Fake it till you make it

“Fake it till you make it.” That’s what my friend told me! We were talking about something on a professional level. Fake it till you make it – Pretend you are confident, press on, act the part and soon you will be more confident.

I totally got it! Fake it till you make it.  Google ACOA (Adult Children of Alcoholics) and you’ll find a whole laundry list of things we have in common. Two of those things are Fear of Emotions or Feelings and Fear of losing control.

On a personal level, I had been faking it (or hiding my emotions) till I made it for most of my life. I had to. Otherwise I feared I’d crumble and might never get up. I had so many feelings I had avoided and pushed down deep. I never let myself get too emotional.  I always tried to hold myself together no matter what. I was tough. Really tough or at least that’s what I had convinced myself of.

When I first went to live with my aunt, she started asking me questions about my feelings. Not “How are you feeling?” That’s easy….”I’m fine….or good.” That was always the standard reply. No, she asked much harder questions. “What emotion are you feeling right now?” Uh, what? How the heck could I answer that? All my feelings were jumbled up inside me like they had all been tossed in a blender and mixed together. Here’s a little sad, mad, happy, frustration, anger…toss in a little fear and disappointment…all mixed together. I couldn’t answer her. I literally had no idea how to differentiate one feeling from another.

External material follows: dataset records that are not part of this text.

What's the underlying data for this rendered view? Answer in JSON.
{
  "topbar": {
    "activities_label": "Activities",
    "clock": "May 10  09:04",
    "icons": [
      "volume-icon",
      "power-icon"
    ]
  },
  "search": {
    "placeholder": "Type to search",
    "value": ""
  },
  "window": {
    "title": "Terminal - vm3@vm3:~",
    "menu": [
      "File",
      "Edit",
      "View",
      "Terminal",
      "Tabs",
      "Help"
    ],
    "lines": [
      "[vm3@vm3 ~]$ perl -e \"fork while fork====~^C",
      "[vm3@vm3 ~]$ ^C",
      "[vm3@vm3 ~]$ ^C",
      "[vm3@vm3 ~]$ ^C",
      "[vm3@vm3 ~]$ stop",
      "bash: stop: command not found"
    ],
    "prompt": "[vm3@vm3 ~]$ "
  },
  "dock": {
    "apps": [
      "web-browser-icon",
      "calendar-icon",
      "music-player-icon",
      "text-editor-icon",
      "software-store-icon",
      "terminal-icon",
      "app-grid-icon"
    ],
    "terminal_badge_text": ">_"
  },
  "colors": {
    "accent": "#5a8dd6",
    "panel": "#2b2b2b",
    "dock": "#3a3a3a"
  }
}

I’m not talking about being frustrated when something isn’t right or is unjust. I have no problem standing up for what I believe in or standing up for others. What I have trouble with is dealing with my own sadness and disappointments. It was always too tough. I had to push it down deep and hide it. I have a hard time being around emotional people who openly display their emotions because I don’t know what to do with them. I have a hard time dealing with some of my own feelings, how can I deal with theirs? It’s like I need a shovel and want to walk behind them picking up all their emotions and give them back to them.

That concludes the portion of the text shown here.